O estudo brasileiro é o primeiro no mundo a confirma a relação entre poluição e aumento do número de nascimento de meninas. Dessa forma, a poluição passa a ser um fator traumático, colocado entre outros eventos que podem alterar a taxa de natalidade por sexo de uma população. Entre esses eventos estão as guerras, desastres naturais - como o Tsunami e furacões - e até atentados terroristas.

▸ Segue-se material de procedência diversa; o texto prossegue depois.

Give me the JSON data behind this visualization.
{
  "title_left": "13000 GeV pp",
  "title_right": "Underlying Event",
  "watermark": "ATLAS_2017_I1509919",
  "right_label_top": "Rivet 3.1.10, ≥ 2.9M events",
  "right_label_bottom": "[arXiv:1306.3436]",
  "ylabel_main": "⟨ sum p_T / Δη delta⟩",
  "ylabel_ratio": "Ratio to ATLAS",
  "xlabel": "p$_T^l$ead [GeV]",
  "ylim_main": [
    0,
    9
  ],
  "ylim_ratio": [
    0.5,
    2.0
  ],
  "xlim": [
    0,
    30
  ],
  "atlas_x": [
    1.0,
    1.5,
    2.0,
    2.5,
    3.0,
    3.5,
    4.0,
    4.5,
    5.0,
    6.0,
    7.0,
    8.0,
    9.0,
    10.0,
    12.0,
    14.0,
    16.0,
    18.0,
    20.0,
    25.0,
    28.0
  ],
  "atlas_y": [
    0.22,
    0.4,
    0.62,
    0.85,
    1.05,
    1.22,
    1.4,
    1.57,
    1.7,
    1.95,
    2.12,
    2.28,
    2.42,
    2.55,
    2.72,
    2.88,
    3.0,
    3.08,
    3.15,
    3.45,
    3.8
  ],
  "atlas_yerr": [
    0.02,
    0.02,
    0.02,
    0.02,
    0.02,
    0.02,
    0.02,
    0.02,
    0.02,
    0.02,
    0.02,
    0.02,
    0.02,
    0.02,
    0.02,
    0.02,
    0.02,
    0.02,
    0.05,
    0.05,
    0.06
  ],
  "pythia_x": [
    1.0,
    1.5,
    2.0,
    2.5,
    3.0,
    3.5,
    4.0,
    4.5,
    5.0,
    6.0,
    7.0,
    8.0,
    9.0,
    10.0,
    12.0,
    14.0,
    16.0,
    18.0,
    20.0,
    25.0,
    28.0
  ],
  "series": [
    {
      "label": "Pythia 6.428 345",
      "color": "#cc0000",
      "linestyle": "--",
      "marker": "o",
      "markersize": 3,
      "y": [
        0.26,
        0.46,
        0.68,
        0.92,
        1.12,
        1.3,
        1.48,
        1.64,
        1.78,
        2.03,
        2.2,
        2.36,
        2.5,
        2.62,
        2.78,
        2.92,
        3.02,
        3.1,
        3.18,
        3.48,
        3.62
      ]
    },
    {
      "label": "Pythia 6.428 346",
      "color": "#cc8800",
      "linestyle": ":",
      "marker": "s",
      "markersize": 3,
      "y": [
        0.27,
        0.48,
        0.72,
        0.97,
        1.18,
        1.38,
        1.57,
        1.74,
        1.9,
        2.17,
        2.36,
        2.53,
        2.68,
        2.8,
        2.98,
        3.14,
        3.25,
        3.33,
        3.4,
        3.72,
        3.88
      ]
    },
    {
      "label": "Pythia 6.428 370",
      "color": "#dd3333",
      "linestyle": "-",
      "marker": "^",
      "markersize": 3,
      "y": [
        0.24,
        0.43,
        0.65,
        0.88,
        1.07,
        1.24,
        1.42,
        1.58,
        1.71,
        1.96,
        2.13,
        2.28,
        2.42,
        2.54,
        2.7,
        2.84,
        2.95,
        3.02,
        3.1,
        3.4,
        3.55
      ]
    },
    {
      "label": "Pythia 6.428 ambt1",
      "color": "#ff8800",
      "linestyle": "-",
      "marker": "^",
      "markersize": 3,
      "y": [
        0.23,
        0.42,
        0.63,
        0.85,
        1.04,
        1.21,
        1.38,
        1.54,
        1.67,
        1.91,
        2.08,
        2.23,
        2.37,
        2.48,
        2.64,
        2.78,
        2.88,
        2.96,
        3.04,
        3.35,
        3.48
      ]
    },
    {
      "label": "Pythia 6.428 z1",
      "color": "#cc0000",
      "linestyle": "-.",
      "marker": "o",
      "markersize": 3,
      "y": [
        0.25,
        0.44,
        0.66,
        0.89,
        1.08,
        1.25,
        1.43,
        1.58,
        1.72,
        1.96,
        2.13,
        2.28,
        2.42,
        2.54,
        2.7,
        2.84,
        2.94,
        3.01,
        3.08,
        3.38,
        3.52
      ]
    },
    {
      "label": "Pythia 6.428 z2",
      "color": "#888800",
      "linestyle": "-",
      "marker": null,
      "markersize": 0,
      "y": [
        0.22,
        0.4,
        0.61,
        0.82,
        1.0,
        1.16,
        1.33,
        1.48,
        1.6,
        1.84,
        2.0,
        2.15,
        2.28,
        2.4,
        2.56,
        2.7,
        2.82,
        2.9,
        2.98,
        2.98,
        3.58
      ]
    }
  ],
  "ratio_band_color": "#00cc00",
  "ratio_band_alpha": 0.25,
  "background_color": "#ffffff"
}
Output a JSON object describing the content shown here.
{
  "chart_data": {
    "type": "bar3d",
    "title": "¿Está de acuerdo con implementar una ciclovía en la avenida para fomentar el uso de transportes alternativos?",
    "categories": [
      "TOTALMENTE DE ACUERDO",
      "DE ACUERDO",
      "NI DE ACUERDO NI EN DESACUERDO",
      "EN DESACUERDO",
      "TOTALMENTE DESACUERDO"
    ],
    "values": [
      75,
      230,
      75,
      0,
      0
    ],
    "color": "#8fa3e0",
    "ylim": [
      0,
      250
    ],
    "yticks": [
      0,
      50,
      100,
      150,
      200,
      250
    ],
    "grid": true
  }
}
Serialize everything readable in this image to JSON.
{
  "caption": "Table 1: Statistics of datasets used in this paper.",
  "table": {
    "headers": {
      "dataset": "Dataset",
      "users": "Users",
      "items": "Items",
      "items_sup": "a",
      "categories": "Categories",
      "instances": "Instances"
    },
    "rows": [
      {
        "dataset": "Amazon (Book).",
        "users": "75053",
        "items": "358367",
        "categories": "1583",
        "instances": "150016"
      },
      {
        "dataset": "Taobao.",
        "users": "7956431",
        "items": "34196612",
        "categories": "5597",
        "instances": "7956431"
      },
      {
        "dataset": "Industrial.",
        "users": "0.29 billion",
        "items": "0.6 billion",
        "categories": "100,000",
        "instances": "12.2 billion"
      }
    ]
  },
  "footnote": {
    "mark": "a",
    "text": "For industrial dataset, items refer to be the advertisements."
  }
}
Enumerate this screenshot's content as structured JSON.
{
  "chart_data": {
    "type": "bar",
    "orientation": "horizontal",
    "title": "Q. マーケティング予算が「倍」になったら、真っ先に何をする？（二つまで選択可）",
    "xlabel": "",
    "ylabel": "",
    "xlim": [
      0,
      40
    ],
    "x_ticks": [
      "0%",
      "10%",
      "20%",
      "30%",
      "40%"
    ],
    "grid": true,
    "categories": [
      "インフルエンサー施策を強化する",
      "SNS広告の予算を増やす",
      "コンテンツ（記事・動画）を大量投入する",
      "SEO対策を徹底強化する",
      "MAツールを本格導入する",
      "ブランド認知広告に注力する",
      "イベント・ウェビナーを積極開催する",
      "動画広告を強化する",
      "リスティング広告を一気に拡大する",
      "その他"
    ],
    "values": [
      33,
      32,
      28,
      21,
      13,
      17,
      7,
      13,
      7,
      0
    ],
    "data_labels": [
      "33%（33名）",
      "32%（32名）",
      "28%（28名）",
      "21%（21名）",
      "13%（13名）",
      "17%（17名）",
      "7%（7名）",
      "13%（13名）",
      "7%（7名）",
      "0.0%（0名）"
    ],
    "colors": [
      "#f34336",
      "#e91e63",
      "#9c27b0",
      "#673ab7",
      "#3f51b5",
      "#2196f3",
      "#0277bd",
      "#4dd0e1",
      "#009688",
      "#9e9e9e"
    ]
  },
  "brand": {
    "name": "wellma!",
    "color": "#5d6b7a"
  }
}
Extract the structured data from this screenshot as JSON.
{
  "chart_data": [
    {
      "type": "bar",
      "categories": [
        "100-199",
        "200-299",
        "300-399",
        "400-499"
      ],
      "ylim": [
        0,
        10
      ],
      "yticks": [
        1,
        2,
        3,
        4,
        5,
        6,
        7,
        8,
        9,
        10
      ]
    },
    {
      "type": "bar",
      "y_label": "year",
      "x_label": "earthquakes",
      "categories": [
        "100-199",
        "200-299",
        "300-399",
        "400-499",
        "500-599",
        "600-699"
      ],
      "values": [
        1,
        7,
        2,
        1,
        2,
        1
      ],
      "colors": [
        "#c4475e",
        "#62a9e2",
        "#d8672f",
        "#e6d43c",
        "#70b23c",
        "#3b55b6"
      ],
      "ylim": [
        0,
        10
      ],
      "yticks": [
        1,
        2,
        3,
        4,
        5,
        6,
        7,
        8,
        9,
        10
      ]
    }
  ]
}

Segundo o urologista Jorge Hallak, já se sabe da relação entre a poluição e a infertilidade. Mas, até agora, não existiam provas de que os poluentes presentes no ar atmosférico tivessem relação também com a chamada fertilização preferencial, como foi demonstrado.

- Isso mostra que estamos interferindo diretamente em aspectos ligados à evolução da espécie - afirma Hallak.

De acordo com o especialista, acredita-se que os poluentes interfiram na seleção do esperma, alterando a proporção que carrega o cromossomo X ou Y.

- O cromossomo Y já está em desvantagem na natureza - avalia Hallak.

A proporção de homens que nascem no mundo, por exemplo, sempre se manteve no equilíbrio de 51% em relação a 50% de mulheres. Numa segunda etapa, Hallak vai estudar quais os mecanismos e poluentes mais envolvidos nesse processo de seleção. Além disso, o especialista pesquisa também o efeito das drogas (cocaína, maconha etc) nesse processo assim como os agrotóxicos e até alguns alimentos, que também podem influenciar nessa equação.

A poluição tem ainda outros efeitos, como aumento do nascimento de bebês prematuros e da pressão arterial.